Many cellular phenotypes are difficult to infer directly from static measurements of the transcriptome, such as protein expression and localization dynamics, organelle dynamics and distribution, morphological features, uptake of foreign objects, and biomolecular secretion. However, there are myriad live cell imaging and microwell-based assays for characterizing these phenotypes in individual cells. We expect that SCOPE-Seq will serve as a highly scalable, accurate, and economical approach to linking live cell microscopy assays to scRNA-Seq, enabling investigation of the transcriptional underpinnings of the resulting phenotypes. In addition, with the multiplet detection capability, one can potentially achieve approximately fivefold higher throughput by more aggressive cell loading, although this is subject to the caveat that background from molecular cross-talk could increase.

The current implementation of SCOPE-Seq has important limitations, motivating future improvements. The use of separate optical and sequencing barcodes requires an extra step-sequencing of bead-free libraries. Future implementations will use oligonucleotides in which the optical and sequencing barcodes are the same DNA sequence. OBO ligation to a subset of mRNA capture sites on the beads also leads to reduced molecular capture efficiency for the corresponding scRNA-Seq libraries relative to beads without optical barcodes (Additional file 1: Figure S1). Finally, the multiplexing capacity of the beads in our proof-of-concept experiment is relatively modest, which precludes an error-correcting code. While our current linking accuracy is high, both the yield of optically demultiplexed cells and accuracy could be improved with such a code.

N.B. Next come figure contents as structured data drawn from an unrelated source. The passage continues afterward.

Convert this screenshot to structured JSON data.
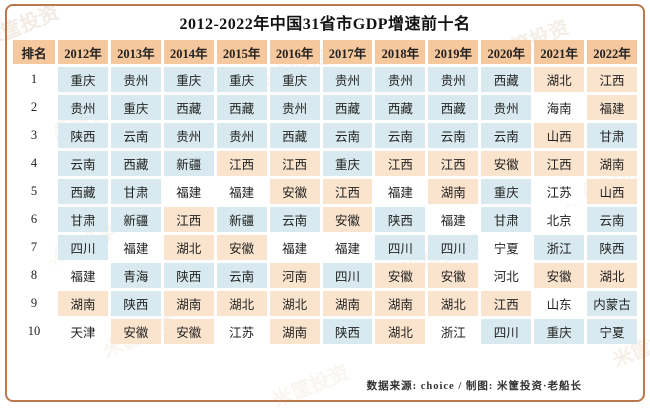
{
  "title": "2012-2022年中国31省市GDP增速前十名",
  "watermark": "米筐投资",
  "footer": {
    "text": "数据来源: choice / 制图: 米筐投资·老船长"
  },
  "colors": {
    "header_band": "#f6c89d",
    "blue_cell": "#d8eaef",
    "orange_cell": "#fbe4cd",
    "white_cell": "#ffffff",
    "border": "#b9794d"
  },
  "chart_data": {
    "type": "table",
    "title": "2012-2022年中国31省市GDP增速前十名",
    "columns": [
      "排名",
      "2012年",
      "2013年",
      "2014年",
      "2015年",
      "2016年",
      "2017年",
      "2018年",
      "2019年",
      "2020年",
      "2021年",
      "2022年"
    ],
    "rows": [
      {
        "rank": "1",
        "cells": [
          {
            "t": "重庆",
            "c": "blue"
          },
          {
            "t": "贵州",
            "c": "blue"
          },
          {
            "t": "重庆",
            "c": "blue"
          },
          {
            "t": "重庆",
            "c": "blue"
          },
          {
            "t": "重庆",
            "c": "blue"
          },
          {
            "t": "贵州",
            "c": "blue"
          },
          {
            "t": "贵州",
            "c": "blue"
          },
          {
            "t": "贵州",
            "c": "blue"
          },
          {
            "t": "西藏",
            "c": "blue"
          },
          {
            "t": "湖北",
            "c": "orange"
          },
          {
            "t": "江西",
            "c": "orange"
          }
        ]
      },
      {
        "rank": "2",
        "cells": [
          {
            "t": "贵州",
            "c": "blue"
          },
          {
            "t": "重庆",
            "c": "blue"
          },
          {
            "t": "西藏",
            "c": "blue"
          },
          {
            "t": "西藏",
            "c": "blue"
          },
          {
            "t": "贵州",
            "c": "blue"
          },
          {
            "t": "西藏",
            "c": "blue"
          },
          {
            "t": "西藏",
            "c": "blue"
          },
          {
            "t": "西藏",
            "c": "blue"
          },
          {
            "t": "贵州",
            "c": "blue"
          },
          {
            "t": "海南",
            "c": "white"
          },
          {
            "t": "福建",
            "c": "orange"
          }
        ]
      },
      {
        "rank": "3",
        "cells": [
          {
            "t": "陕西",
            "c": "blue"
          },
          {
            "t": "云南",
            "c": "blue"
          },
          {
            "t": "贵州",
            "c": "blue"
          },
          {
            "t": "贵州",
            "c": "blue"
          },
          {
            "t": "西藏",
            "c": "blue"
          },
          {
            "t": "云南",
            "c": "blue"
          },
          {
            "t": "云南",
            "c": "blue"
          },
          {
            "t": "云南",
            "c": "blue"
          },
          {
            "t": "云南",
            "c": "blue"
          },
          {
            "t": "山西",
            "c": "orange"
          },
          {
            "t": "甘肃",
            "c": "blue"
          }
        ]
      },
      {
        "rank": "4",
        "cells": [
          {
            "t": "云南",
            "c": "blue"
          },
          {
            "t": "西藏",
            "c": "blue"
          },
          {
            "t": "新疆",
            "c": "blue"
          },
          {
            "t": "江西",
            "c": "orange"
          },
          {
            "t": "江西",
            "c": "orange"
          },
          {
            "t": "重庆",
            "c": "blue"
          },
          {
            "t": "江西",
            "c": "orange"
          },
          {
            "t": "江西",
            "c": "orange"
          },
          {
            "t": "安徽",
            "c": "orange"
          },
          {
            "t": "江西",
            "c": "orange"
          },
          {
            "t": "湖南",
            "c": "orange"
          }
        ]
      },
      {
        "rank": "5",
        "cells": [
          {
            "t": "西藏",
            "c": "blue"
          },
          {
            "t": "甘肃",
            "c": "blue"
          },
          {
            "t": "福建",
            "c": "white"
          },
          {
            "t": "福建",
            "c": "white"
          },
          {
            "t": "安徽",
            "c": "orange"
          },
          {
            "t": "江西",
            "c": "orange"
          },
          {
            "t": "福建",
            "c": "white"
          },
          {
            "t": "湖南",
            "c": "orange"
          },
          {
            "t": "重庆",
            "c": "blue"
          },
          {
            "t": "江苏",
            "c": "white"
          },
          {
            "t": "山西",
            "c": "orange"
          }
        ]
      },
      {
        "rank": "6",
        "cells": [
          {
            "t": "甘肃",
            "c": "blue"
          },
          {
            "t": "新疆",
            "c": "blue"
          },
          {
            "t": "江西",
            "c": "orange"
          },
          {
            "t": "新疆",
            "c": "blue"
          },
          {
            "t": "云南",
            "c": "blue"
          },
          {
            "t": "安徽",
            "c": "orange"
          },
          {
            "t": "陕西",
            "c": "blue"
          },
          {
            "t": "福建",
            "c": "white"
          },
          {
            "t": "甘肃",
            "c": "blue"
          },
          {
            "t": "北京",
            "c": "white"
          },
          {
            "t": "云南",
            "c": "blue"
          }
        ]
      },
      {
        "rank": "7",
        "cells": [
          {
            "t": "四川",
            "c": "blue"
          },
          {
            "t": "福建",
            "c": "white"
          },
          {
            "t": "湖北",
            "c": "orange"
          },
          {
            "t": "安徽",
            "c": "orange"
          },
          {
            "t": "福建",
            "c": "white"
          },
          {
            "t": "福建",
            "c": "white"
          },
          {
            "t": "四川",
            "c": "blue"
          },
          {
            "t": "四川",
            "c": "blue"
          },
          {
            "t": "宁夏",
            "c": "white"
          },
          {
            "t": "浙江",
            "c": "blue"
          },
          {
            "t": "陕西",
            "c": "blue"
          }
        ]
      },
      {
        "rank": "8",
        "cells": [
          {
            "t": "福建",
            "c": "white"
          },
          {
            "t": "青海",
            "c": "blue"
          },
          {
            "t": "陕西",
            "c": "blue"
          },
          {
            "t": "云南",
            "c": "blue"
          },
          {
            "t": "河南",
            "c": "orange"
          },
          {
            "t": "四川",
            "c": "blue"
          },
          {
            "t": "安徽",
            "c": "orange"
          },
          {
            "t": "安徽",
            "c": "orange"
          },
          {
            "t": "河北",
            "c": "white"
          },
          {
            "t": "安徽",
            "c": "orange"
          },
          {
            "t": "湖北",
            "c": "orange"
          }
        ]
      },
      {
        "rank": "9",
        "cells": [
          {
            "t": "湖南",
            "c": "orange"
          },
          {
            "t": "陕西",
            "c": "blue"
          },
          {
            "t": "湖南",
            "c": "orange"
          },
          {
            "t": "湖北",
            "c": "orange"
          },
          {
            "t": "湖北",
            "c": "orange"
          },
          {
            "t": "湖南",
            "c": "orange"
          },
          {
            "t": "湖南",
            "c": "orange"
          },
          {
            "t": "湖北",
            "c": "orange"
          },
          {
            "t": "江西",
            "c": "orange"
          },
          {
            "t": "山东",
            "c": "white"
          },
          {
            "t": "内蒙古",
            "c": "blue"
          }
        ]
      },
      {
        "rank": "10",
        "cells": [
          {
            "t": "天津",
            "c": "white"
          },
          {
            "t": "安徽",
            "c": "orange"
          },
          {
            "t": "安徽",
            "c": "orange"
          },
          {
            "t": "江苏",
            "c": "white"
          },
          {
            "t": "湖南",
            "c": "orange"
          },
          {
            "t": "陕西",
            "c": "blue"
          },
          {
            "t": "湖北",
            "c": "orange"
          },
          {
            "t": "浙江",
            "c": "white"
          },
          {
            "t": "四川",
            "c": "blue"
          },
          {
            "t": "重庆",
            "c": "blue"
          },
          {
            "t": "宁夏",
            "c": "blue"
          }
        ]
      }
    ]
  }
}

The scheme presented here for linking cellular phenotypes to sequencing could also be generalized beyond single-cell analysis. Microscopy experiments on small multi-cellular organisms, organoids, or colonies could be linked with sequencing. Additionally, the optically decodable bead array could be used for spatial transcriptomic analysis as demonstrated previously with printed microarrays [15]. One advantage of optically decodable beads over printed microarrays [15, 16] is that beads can be prepared in a large batch for use in many experiments starting from commercially available “Drop-seq” beads with relatively simple tube-based reactions. We hope that this economical approach will serve as a powerful tool for connecting high-throughput microscopy and sequencing on multiple scales.